Don’t mind me… just bow-hunting off the back of my robot horse.

So about a week ago the fabulous PS4-exclusive game Horizon: Zero Dawn invaded my conscious awareness, and like the horde of hostile robots filling its setting, something had to be done to address this!

Namely purchasing and playing the game at every opportunity. (And also spreading the good news, since the game hasn’t been on my radar or that of several friends.)

I must admit, I am a sucker for pre-historic / post-apocalyptic scenarios. I love piecing together the fact that something terrible happened to humanity in the deep “past” (usually our distant future), and I love seeing the elements of human culture storytellers and artists see fit to incorporate into their ruined worlds–the metal bones of skyscrapers or the rusting panels of ancient radar dishes, the “new” Bronze Age civilizations built atop the remains of what came before, the various ways people in these worlds have adopted the scraps of technology they can’t understand.

In other words, Horizon: Zero Dawn had its hooks in me pretty easy. 


I did at least look into reviews online before putting a copy in my shopping basket. I’ve learned too many painful lessons from spontaneous purchases over the years. Based on what just about everyone was saying online–both professional game reviews and user feedback–I felt I’d get my money’s worth.

I was not prepared!

If I had to narrow down what I love so much, I’d say Horizon is like Tomb Raider meets Mass Effect… an interesting combination of sci-fi story, “open” exploration, and thrilling combat in a variety of styles.
– Fluid fighting that is fast-paced, thoroughly enjoyable, and rewarding for the varied approaches available. Go stealth bow-assassin, or creep up and stab unsuspecting foes, or set a variety of traps and lure enemies into them, or use elemental weapons to render enemies vulnerable to your attacks, or just run in and spear the crap out of everything. All of them are fun and exciting methods; none feel tacked on last minute or treated like less than ideal playstyles.

A friend put it as, “The game doesn’t tell you to play this or that way. It just gives you all these tools, and you realize, ‘I could do some interesting things with these…’”

– Beautiful graphics even on my plain old normal PS4. The people look realistic without being creepy. The world looks tangible and gorgeous.
I want to explore this place and take liberal use of the in-game photo mode.

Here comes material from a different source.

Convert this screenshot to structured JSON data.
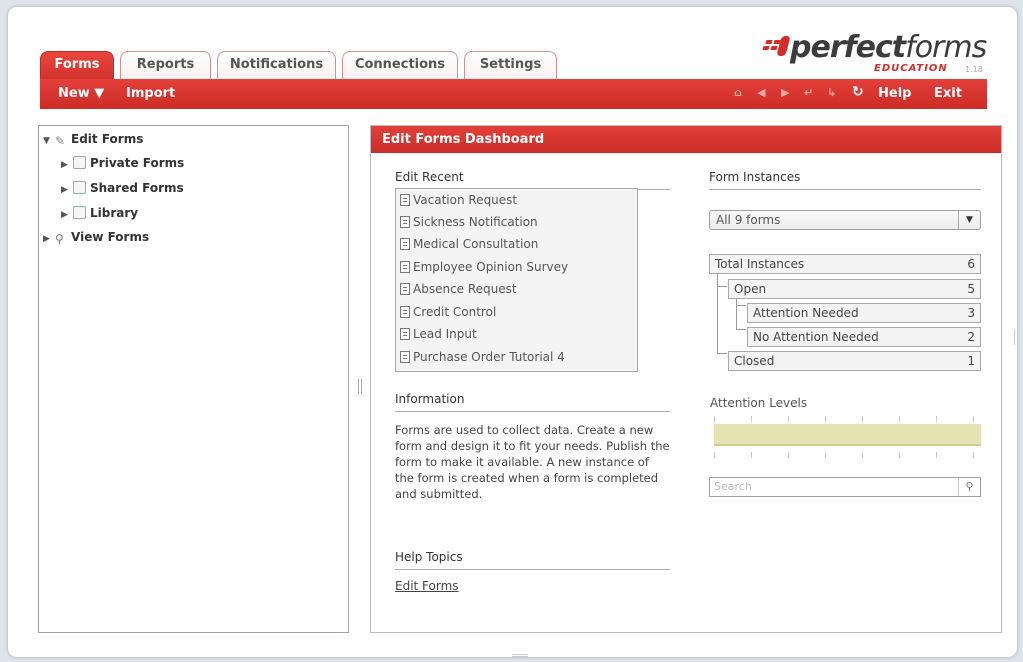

– Great voice work and interesting story line. Pre-historic / Post-apocalyptic with a heaping dose of mystery. How did civilization collapse? Where did all these robots come from? What happens when I set alight all these explosive canisters on the backs of that herd of robots? (Spoilers: beautiful, powerful explosions.)

– Indepth details you can explore to piece together more of the world’s history… along with some chilling or touching tidbits. There are text entries aplenty, but you often get to see holograms or hear audio recordings from the time before the collapse.

– A perfect in-story explanation for the “magic sense” mechanic. In other games, it’s Detective Mode because of Batman’s gadgets or intellect (the Arkham series), or some kind of Survival Instincts because Lara Croft is Lara Croft (Tomb Raider). Horizon has that, but it explains why the heroine Aloy knows so much more than a random tribeswoman should.

So far, Horizon has shattered all my expectations and reliably pulled me back in for “just another quest.” 

Well done, Guerilla Games and Sony. You have a winner here. Take a bow.